In 1965 he began his collaboration with the Kitasato Institute in Japan first as a researcher and then held various stalls- culminating in his appointment in 1990 as president.

Between 2008 and 2012, the microbiologist was president emeritus of the same center.

Considered a global expert in the field of bioorganic chemistry, Omura has been honored with several awards for the impact of their work in improving human health, especially for the discovery, development, biosynthesis and chemical handling microogranismos helpful derived from natural origin.

He is also a member of several international scientific academies, in some honorary office.

Campbell, born in 1930 in Ramelton (Ireland), is emeritus researcher at Drew University in Madison, in the US state of New Jersey.

He received his BA in 1952 from Trinity College, University of Dublin, Ireland and received his doctorate in 1957 in the United States by the University of Wisconsin-Madison.
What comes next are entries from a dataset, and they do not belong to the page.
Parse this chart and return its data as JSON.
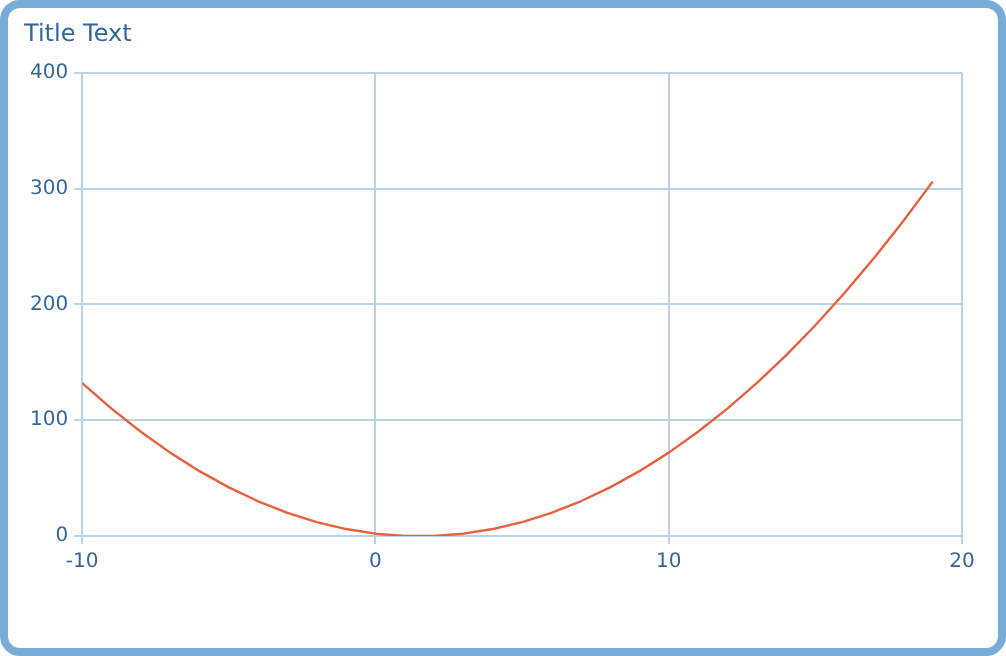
{
  "chart_data": {
    "type": "line",
    "title": "Title Text",
    "x": [
      -10,
      -9,
      -8,
      -7,
      -6,
      -5,
      -4,
      -3,
      -2,
      -1,
      0,
      1,
      2,
      3,
      4,
      5,
      6,
      7,
      8,
      9,
      10,
      11,
      12,
      13,
      14,
      15,
      16,
      17,
      18,
      19
    ],
    "series": [
      {
        "color": "#e8603c",
        "values": [
          132,
          110,
          90,
          72,
          56,
          42,
          30,
          20,
          12,
          6,
          2,
          0,
          0,
          2,
          6,
          12,
          20,
          30,
          42,
          56,
          72,
          90,
          110,
          132,
          156,
          182,
          210,
          240,
          272,
          306
        ]
      }
    ],
    "xlim": [
      -10,
      20
    ],
    "xticks": [
      -10,
      0,
      10,
      20
    ],
    "ylim": [
      0,
      400
    ],
    "yticks": [
      0,
      100,
      200,
      300,
      400
    ],
    "grid": true,
    "legend": false,
    "marker": "none",
    "line_style": "solid"
  }
}
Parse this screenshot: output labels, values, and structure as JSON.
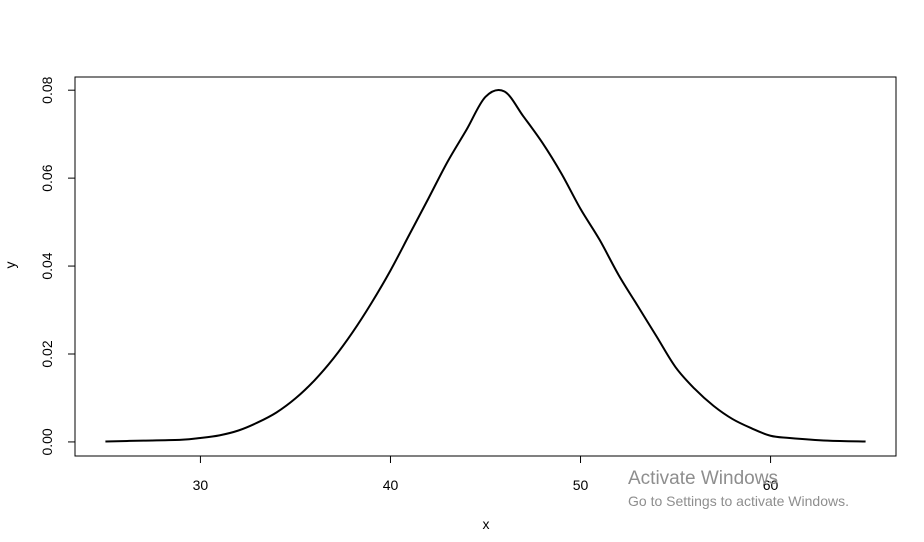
{
  "chart_data": {
    "type": "line",
    "xlabel": "x",
    "ylabel": "y",
    "xlim": [
      23.4,
      66.6
    ],
    "ylim": [
      -0.0032,
      0.083
    ],
    "x_ticks": [
      30,
      40,
      50,
      60
    ],
    "y_ticks": [
      0.0,
      0.02,
      0.04,
      0.06,
      0.08
    ],
    "y_tick_labels": [
      "0.00",
      "0.02",
      "0.04",
      "0.06",
      "0.08"
    ],
    "grid": false,
    "legend": "none",
    "line_color": "#000000",
    "series": [
      {
        "x": [
          25,
          27,
          29,
          30,
          31,
          32,
          33,
          34,
          35,
          36,
          37,
          38,
          39,
          40,
          41,
          42,
          43,
          44,
          45,
          46,
          47,
          48,
          49,
          50,
          51,
          52,
          53,
          54,
          55,
          56,
          57,
          58,
          59,
          60,
          61,
          63,
          65
        ],
        "y": [
          0.0001,
          0.0003,
          0.0005,
          0.0009,
          0.0015,
          0.0026,
          0.0044,
          0.0067,
          0.0099,
          0.014,
          0.019,
          0.0249,
          0.0316,
          0.039,
          0.0472,
          0.0554,
          0.0637,
          0.071,
          0.0785,
          0.0797,
          0.074,
          0.068,
          0.061,
          0.053,
          0.046,
          0.038,
          0.031,
          0.024,
          0.017,
          0.0121,
          0.0082,
          0.0052,
          0.0031,
          0.0014,
          0.0009,
          0.0003,
          0.0001
        ]
      }
    ]
  },
  "watermark": {
    "title": "Activate Windows",
    "subtitle": "Go to Settings to activate Windows."
  }
}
Between 1957 and 1990 he worked for the Merck Institute for Therapeutic Research, since 1984 as principal scientist and director of Research and Development Test.

Campbell, expert biology of the parasite, acquired one crop Omura of a certain group of bacteria, predominantly present in soils and produce bioactive antibacterial compounds, of which efficacy explored.
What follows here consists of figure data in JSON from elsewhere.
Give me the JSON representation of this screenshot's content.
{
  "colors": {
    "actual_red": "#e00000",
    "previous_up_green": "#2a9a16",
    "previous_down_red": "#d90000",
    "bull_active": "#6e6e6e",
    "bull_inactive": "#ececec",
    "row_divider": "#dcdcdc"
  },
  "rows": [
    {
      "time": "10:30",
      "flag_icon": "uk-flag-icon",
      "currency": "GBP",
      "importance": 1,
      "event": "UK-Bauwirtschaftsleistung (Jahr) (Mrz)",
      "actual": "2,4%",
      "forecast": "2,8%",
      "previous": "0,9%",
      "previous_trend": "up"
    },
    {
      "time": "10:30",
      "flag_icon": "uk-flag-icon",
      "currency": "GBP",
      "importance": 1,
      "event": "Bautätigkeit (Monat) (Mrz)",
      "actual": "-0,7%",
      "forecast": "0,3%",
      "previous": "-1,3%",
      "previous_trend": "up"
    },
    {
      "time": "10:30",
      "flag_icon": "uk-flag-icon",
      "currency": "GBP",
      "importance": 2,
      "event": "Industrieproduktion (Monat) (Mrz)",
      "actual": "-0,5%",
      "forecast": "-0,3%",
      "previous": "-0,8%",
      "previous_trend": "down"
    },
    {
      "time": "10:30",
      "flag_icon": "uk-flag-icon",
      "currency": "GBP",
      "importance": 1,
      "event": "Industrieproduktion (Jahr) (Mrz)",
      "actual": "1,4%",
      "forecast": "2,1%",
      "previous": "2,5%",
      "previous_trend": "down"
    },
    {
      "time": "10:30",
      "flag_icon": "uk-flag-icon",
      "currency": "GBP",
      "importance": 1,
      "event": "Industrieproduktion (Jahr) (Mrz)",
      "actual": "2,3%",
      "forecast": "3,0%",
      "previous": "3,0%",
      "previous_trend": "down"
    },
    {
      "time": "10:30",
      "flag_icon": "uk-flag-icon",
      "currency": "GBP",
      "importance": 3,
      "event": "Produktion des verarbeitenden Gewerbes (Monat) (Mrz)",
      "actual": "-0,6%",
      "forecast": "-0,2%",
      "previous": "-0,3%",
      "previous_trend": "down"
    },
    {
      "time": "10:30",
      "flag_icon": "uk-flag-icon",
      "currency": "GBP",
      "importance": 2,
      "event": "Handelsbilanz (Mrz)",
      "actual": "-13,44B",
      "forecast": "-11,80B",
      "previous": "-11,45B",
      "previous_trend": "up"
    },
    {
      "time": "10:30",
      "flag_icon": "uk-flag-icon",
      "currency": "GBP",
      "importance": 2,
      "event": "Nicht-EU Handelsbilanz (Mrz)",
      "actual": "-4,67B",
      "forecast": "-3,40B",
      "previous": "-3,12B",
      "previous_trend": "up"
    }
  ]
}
The contributions of both scientists led to the discovery of a new class of drugs extraordinarily effective against diseases caused by parasites.

You, born in Ningbo (China) in 1930, is since 2007 scientific director of the China Academy of Traditional Chinese Medicine.

He graduated in 1955 from the Faculty of Pharmacy, Beijing Medical University.

Between 1965 and 1978 he was assistant professor at the China Academy of Traditional Chinese Medicine between 1979 and 1984 as associate professor and from 1985 as professor.

The discovery of artemisinin is, he said scientific itself in 2011 to receive the Lasker-DeBakey Clinical Medical Research Award, a "small step in the effort to fight human disease."

Tu, which began in 1955 to study medicinal herbs, surrounded himself with a team that "inherited and developed the essence of traditional Chinese medicine using modern science and technology" and which discovered and developed successfully the clinical application of the artemisinin, "a gift of traditional Chinese medicine to mankind."